|WASHINGTON, D. C.—
The U.S. Department of Energy (DOE) today announced the release of its second Carbon Sequestration Atlas of the United States and Canada, which documents more than 3,500 billion metric tons of carbon dioxide (CO2) storage potential in oil and gas reservoirs, coal seams, and saline formations. Preliminary estimates suggest the availability of more than 1,100 years of CO2 storage for the United States and Canada in these geologic formations.
"In the year since it was first published, the carbon sequestration atlas has proven to be an invaluable tool to the entire sequestration community," said Acting Assistant Secretary for Fossil Energy James Slutz. "The second edition will bolster our efforts to find environmentally sound, cost-effective methods to sequester carbon dioxide."

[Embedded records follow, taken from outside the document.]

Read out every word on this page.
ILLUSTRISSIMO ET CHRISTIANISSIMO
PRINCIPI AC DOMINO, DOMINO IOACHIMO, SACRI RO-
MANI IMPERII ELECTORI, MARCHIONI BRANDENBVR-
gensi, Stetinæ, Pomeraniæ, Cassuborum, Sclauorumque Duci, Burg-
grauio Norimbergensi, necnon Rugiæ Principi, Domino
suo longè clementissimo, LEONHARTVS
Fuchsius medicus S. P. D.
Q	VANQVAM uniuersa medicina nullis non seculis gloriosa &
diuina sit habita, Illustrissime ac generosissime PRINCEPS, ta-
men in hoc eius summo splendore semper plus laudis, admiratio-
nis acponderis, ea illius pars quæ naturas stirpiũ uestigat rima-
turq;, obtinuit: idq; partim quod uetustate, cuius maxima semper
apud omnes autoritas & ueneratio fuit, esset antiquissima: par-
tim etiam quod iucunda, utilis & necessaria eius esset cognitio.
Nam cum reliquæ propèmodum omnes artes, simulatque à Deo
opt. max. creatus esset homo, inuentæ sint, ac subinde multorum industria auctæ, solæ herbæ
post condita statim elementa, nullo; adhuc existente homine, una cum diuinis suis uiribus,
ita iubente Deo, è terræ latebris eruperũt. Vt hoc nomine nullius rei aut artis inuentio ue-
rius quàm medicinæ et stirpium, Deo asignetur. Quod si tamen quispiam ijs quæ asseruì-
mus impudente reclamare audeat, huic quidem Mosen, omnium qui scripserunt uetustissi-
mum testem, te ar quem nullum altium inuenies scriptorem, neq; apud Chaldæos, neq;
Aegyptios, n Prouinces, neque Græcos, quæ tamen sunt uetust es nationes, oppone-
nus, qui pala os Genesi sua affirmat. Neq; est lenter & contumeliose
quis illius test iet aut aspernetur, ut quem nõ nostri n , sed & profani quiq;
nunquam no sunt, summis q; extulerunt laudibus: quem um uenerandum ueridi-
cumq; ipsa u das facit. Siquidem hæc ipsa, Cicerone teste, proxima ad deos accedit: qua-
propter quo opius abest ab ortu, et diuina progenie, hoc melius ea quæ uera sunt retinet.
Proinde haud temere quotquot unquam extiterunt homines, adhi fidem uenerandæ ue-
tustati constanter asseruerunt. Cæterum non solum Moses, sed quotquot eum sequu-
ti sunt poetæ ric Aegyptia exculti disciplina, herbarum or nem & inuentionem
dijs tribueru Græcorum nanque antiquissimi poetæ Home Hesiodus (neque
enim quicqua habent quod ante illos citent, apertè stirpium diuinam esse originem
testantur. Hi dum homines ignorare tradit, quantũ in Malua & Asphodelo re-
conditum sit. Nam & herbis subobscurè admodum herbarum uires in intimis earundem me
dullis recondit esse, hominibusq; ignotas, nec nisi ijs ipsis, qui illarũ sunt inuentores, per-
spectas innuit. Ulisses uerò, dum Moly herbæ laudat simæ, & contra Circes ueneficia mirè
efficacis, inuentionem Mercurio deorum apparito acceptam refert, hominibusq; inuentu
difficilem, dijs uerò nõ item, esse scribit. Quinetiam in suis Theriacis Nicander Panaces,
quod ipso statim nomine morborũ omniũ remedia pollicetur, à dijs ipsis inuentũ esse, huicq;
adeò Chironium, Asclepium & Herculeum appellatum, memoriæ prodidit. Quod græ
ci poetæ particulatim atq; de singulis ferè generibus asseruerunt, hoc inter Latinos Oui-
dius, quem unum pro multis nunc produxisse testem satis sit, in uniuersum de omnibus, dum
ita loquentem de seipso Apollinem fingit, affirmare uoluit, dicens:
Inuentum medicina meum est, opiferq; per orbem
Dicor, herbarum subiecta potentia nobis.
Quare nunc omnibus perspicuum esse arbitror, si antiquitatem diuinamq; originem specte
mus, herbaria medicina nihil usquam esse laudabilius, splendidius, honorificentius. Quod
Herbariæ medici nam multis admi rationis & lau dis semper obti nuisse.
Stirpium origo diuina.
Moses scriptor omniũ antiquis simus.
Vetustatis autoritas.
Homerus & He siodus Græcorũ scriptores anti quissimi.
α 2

The primary purpose of the second edition of the atlas is to update the CO2 storage portfolio, document differences in CO2 resource and CO2 capacity, and provide updated information on the Regional Carbon Sequestration Partnerships' field activities. The updated version also provides an introduction to the sequestration process and summarizes DOE’s Carbon Sequestration Program. It presents updated information on the location of stationary CO2 emission sources, as well as the locations and storage potential of various geologic sequestration sites, and it provides information about the commercialization opportunities for carbon capture and storage technologies for each partnership.
The Office of Fossil Energy's National Energy Technology Laboratory created the initial atlas and developed it in consort with the regional carbon sequestration partnerships, as well as the National Carbon Sequestration Database and Geographical Information System (NATCARB). DOE’s Regional Carbon Sequestration Partnership program is composed of seven partnerships covering seven distinct regions in the United States and Canada. Together, the partnerships include more than 350 organizations, 42 U.S. states, and four Canadian provinces.
DOE has published both print and interactive editions of the atlas. The interactive version is located at the NATCARB Web site and is frequently updated. The print version is available for viewing and downloading at the NETL website.